Because of the large soft/hard ratio of the grain, it makes a more difference than you might think whether the spruce is quarter sawn or flatsawn.
I still have fond dreams of a Jazz archtop I owned for a year with a carved spruce top. Best living room electric guitar ever!
I expect that the difference will be a lot.
I work almost entirely by hand. The most challenging woods to plane cleanly are the woods that have really weak earlywood and harder late wood. The older the wood is, the more powdery the early wood seems to feel (though improper drying can torrefy it, too), and the harder the late wood seems to be.
My preference for something rift or so with spruce is only cosmetic. I haven't decided what I want to make the neck out of on this guitar, I'm taking it as a challenge to build cheap, but there are two things I won't compromise on - nuts and tuners. Nuts aren't expensive enough to worry about, and nothing drives me up a wall more than cheap tuners.
I have enough scrap that a cherry neck is effectively free (over the course of building other things in a given year, there are always some quartered pieces big enough for a neck on a tele), but it doesn't help with making "that junk look" that i'm looking for here.
The other thing I don't know about spruce is how well or poorly behaved it is when it's flatsawn.
Because I work by hand, I sort of look forward to the feel of the hand work. I think I'm going to plane it and then burnish it hard to make the latewood stand above the early wood. Dents won't matter, it's going to be padded with varnish, and the kids will get a hold of it for sure.
On the other hardware front, other than tuners, I kind of like the bulky chinese toploader bridges on a tele. I have one on my first cherry tele, and it is the most vibrating s.o.b. that I've played. I'm attributing that to the cherry, but it may just be the particular cherry that I've used.

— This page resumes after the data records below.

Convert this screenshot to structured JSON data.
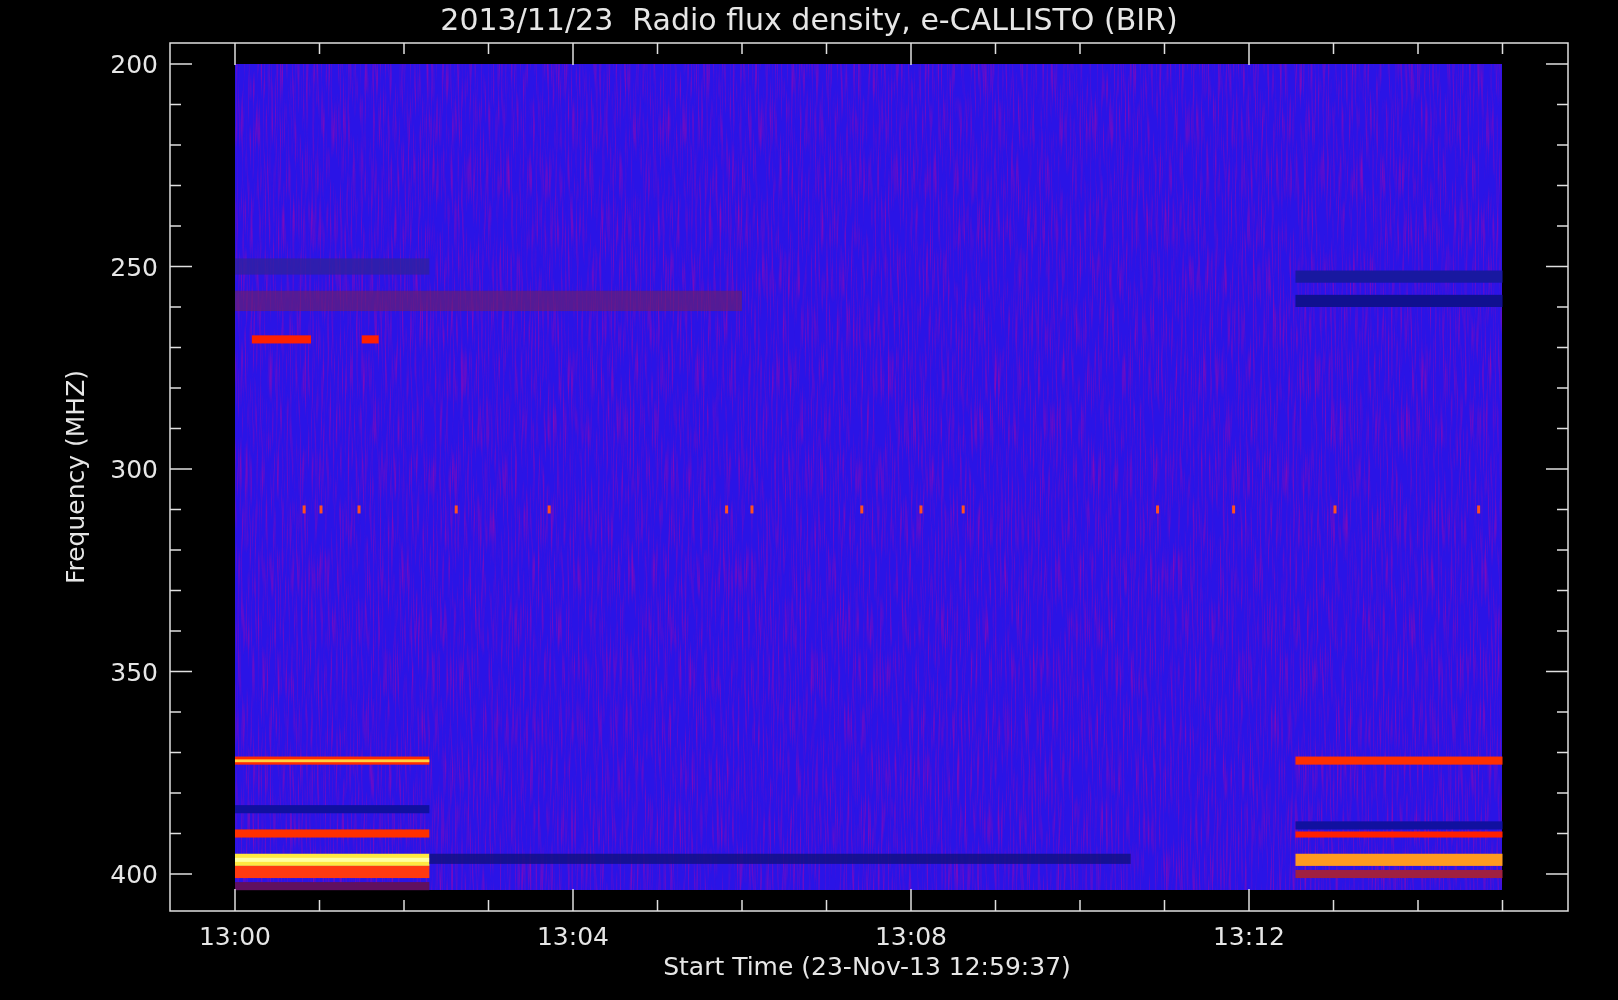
{
  "title": "2013/11/23  Radio flux density, e-CALLISTO (BIR)",
  "y_axis": {
    "label": "Frequency (MHZ)",
    "ticks": [
      "200",
      "250",
      "300",
      "350",
      "400"
    ]
  },
  "x_axis": {
    "label": "Start Time (23-Nov-13 12:59:37)",
    "ticks": [
      "13:00",
      "13:04",
      "13:08",
      "13:12"
    ]
  }
}
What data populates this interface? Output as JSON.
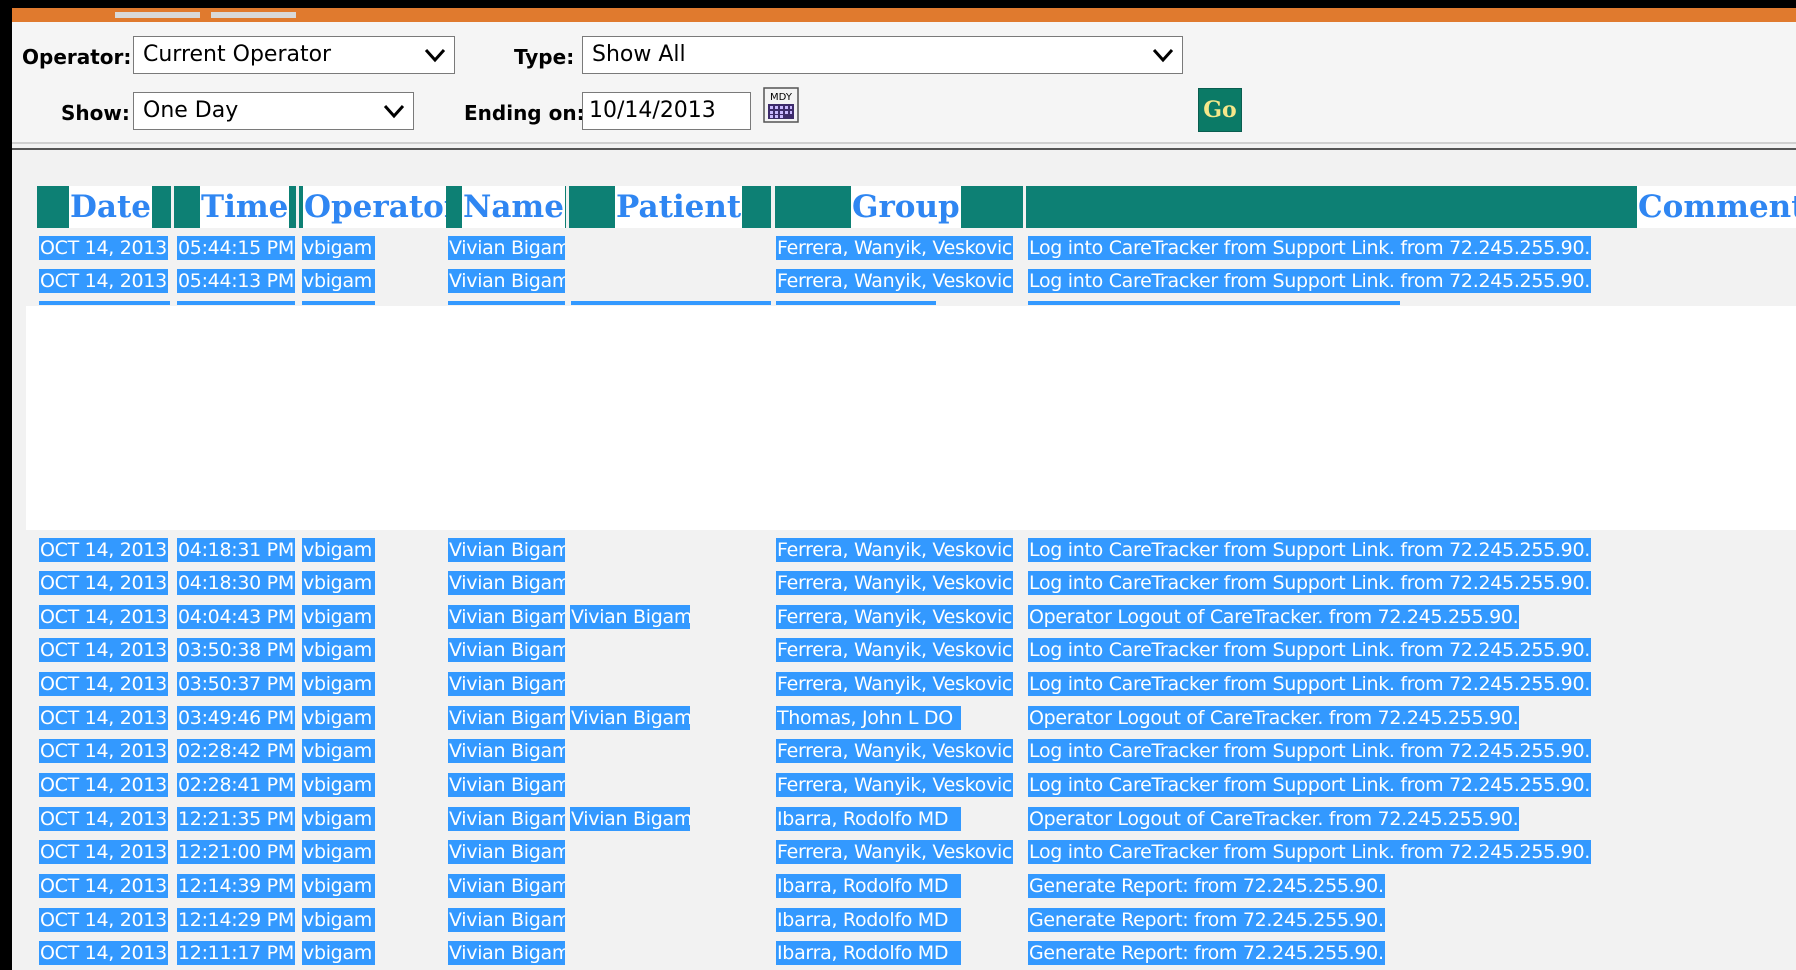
{
  "filters": {
    "operator_label": "Operator:",
    "operator_value": "Current Operator",
    "type_label": "Type:",
    "type_value": "Show All",
    "show_label": "Show:",
    "show_value": "One Day",
    "ending_label": "Ending on:",
    "ending_value": "10/14/2013",
    "calendar_caption": "MDY",
    "go_label": "Go"
  },
  "table": {
    "headers": {
      "date": "Date",
      "time": "Time",
      "operator": "Operator",
      "name": "Name",
      "patient": "Patient",
      "group": "Group",
      "comment": "Comment"
    },
    "rows": [
      {
        "date": "OCT 14, 2013",
        "time": "05:44:15 PM",
        "operator": "vbigam",
        "name": "Vivian Bigam",
        "patient": "",
        "group": "Ferrera, Wanyik, Veskovic",
        "comment": "Log into CareTracker from Support Link. from 72.245.255.90."
      },
      {
        "date": "OCT 14, 2013",
        "time": "05:44:13 PM",
        "operator": "vbigam",
        "name": "Vivian Bigam",
        "patient": "",
        "group": "Ferrera, Wanyik, Veskovic",
        "comment": "Log into CareTracker from Support Link. from 72.245.255.90."
      },
      {
        "date": "OCT 14, 2013",
        "time": "04:18:31 PM",
        "operator": "vbigam",
        "name": "Vivian Bigam",
        "patient": "",
        "group": "Ferrera, Wanyik, Veskovic",
        "comment": "Log into CareTracker from Support Link. from 72.245.255.90."
      },
      {
        "date": "OCT 14, 2013",
        "time": "04:18:30 PM",
        "operator": "vbigam",
        "name": "Vivian Bigam",
        "patient": "",
        "group": "Ferrera, Wanyik, Veskovic",
        "comment": "Log into CareTracker from Support Link. from 72.245.255.90."
      },
      {
        "date": "OCT 14, 2013",
        "time": "04:04:43 PM",
        "operator": "vbigam",
        "name": "Vivian Bigam",
        "patient": "Vivian Bigam",
        "group": "Ferrera, Wanyik, Veskovic",
        "comment": "Operator Logout of CareTracker. from 72.245.255.90."
      },
      {
        "date": "OCT 14, 2013",
        "time": "03:50:38 PM",
        "operator": "vbigam",
        "name": "Vivian Bigam",
        "patient": "",
        "group": "Ferrera, Wanyik, Veskovic",
        "comment": "Log into CareTracker from Support Link. from 72.245.255.90."
      },
      {
        "date": "OCT 14, 2013",
        "time": "03:50:37 PM",
        "operator": "vbigam",
        "name": "Vivian Bigam",
        "patient": "",
        "group": "Ferrera, Wanyik, Veskovic",
        "comment": "Log into CareTracker from Support Link. from 72.245.255.90."
      },
      {
        "date": "OCT 14, 2013",
        "time": "03:49:46 PM",
        "operator": "vbigam",
        "name": "Vivian Bigam",
        "patient": "Vivian Bigam",
        "group": "Thomas, John L DO",
        "comment": "Operator Logout of CareTracker. from 72.245.255.90."
      },
      {
        "date": "OCT 14, 2013",
        "time": "02:28:42 PM",
        "operator": "vbigam",
        "name": "Vivian Bigam",
        "patient": "",
        "group": "Ferrera, Wanyik, Veskovic",
        "comment": "Log into CareTracker from Support Link. from 72.245.255.90."
      },
      {
        "date": "OCT 14, 2013",
        "time": "02:28:41 PM",
        "operator": "vbigam",
        "name": "Vivian Bigam",
        "patient": "",
        "group": "Ferrera, Wanyik, Veskovic",
        "comment": "Log into CareTracker from Support Link. from 72.245.255.90."
      },
      {
        "date": "OCT 14, 2013",
        "time": "12:21:35 PM",
        "operator": "vbigam",
        "name": "Vivian Bigam",
        "patient": "Vivian Bigam",
        "group": "Ibarra, Rodolfo MD",
        "comment": "Operator Logout of CareTracker. from 72.245.255.90."
      },
      {
        "date": "OCT 14, 2013",
        "time": "12:21:00 PM",
        "operator": "vbigam",
        "name": "Vivian Bigam",
        "patient": "",
        "group": "Ferrera, Wanyik, Veskovic",
        "comment": "Log into CareTracker from Support Link. from 72.245.255.90."
      },
      {
        "date": "OCT 14, 2013",
        "time": "12:14:39 PM",
        "operator": "vbigam",
        "name": "Vivian Bigam",
        "patient": "",
        "group": "Ibarra, Rodolfo MD",
        "comment": "Generate Report: from 72.245.255.90."
      },
      {
        "date": "OCT 14, 2013",
        "time": "12:14:29 PM",
        "operator": "vbigam",
        "name": "Vivian Bigam",
        "patient": "",
        "group": "Ibarra, Rodolfo MD",
        "comment": "Generate Report: from 72.245.255.90."
      },
      {
        "date": "OCT 14, 2013",
        "time": "12:11:17 PM",
        "operator": "vbigam",
        "name": "Vivian Bigam",
        "patient": "",
        "group": "Ibarra, Rodolfo MD",
        "comment": "Generate Report: from 72.245.255.90."
      }
    ]
  },
  "colors": {
    "header_bg": "#0d8074",
    "header_text": "#2f86f2",
    "selection_bg": "#3399ff",
    "selection_text": "#ffffff",
    "go_button": "#0b7a66",
    "top_accent": "#e07a2e"
  },
  "icons": {
    "dropdown": "chevron-down-icon",
    "calendar": "calendar-icon"
  }
}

The norway spruce I mentioned above, I sort of bought and stashed aside. I'd like to make a carved archtop guitar or 6 at some point in the future, but the first one won't be with that top pair.
I was pondering what I'd bind spruce with last night. That doesn't really fit the vibe, but ash can be worked so that it's really flexible if it's split (think baskets) and I might bind the spruce with ash to get a nice dive look.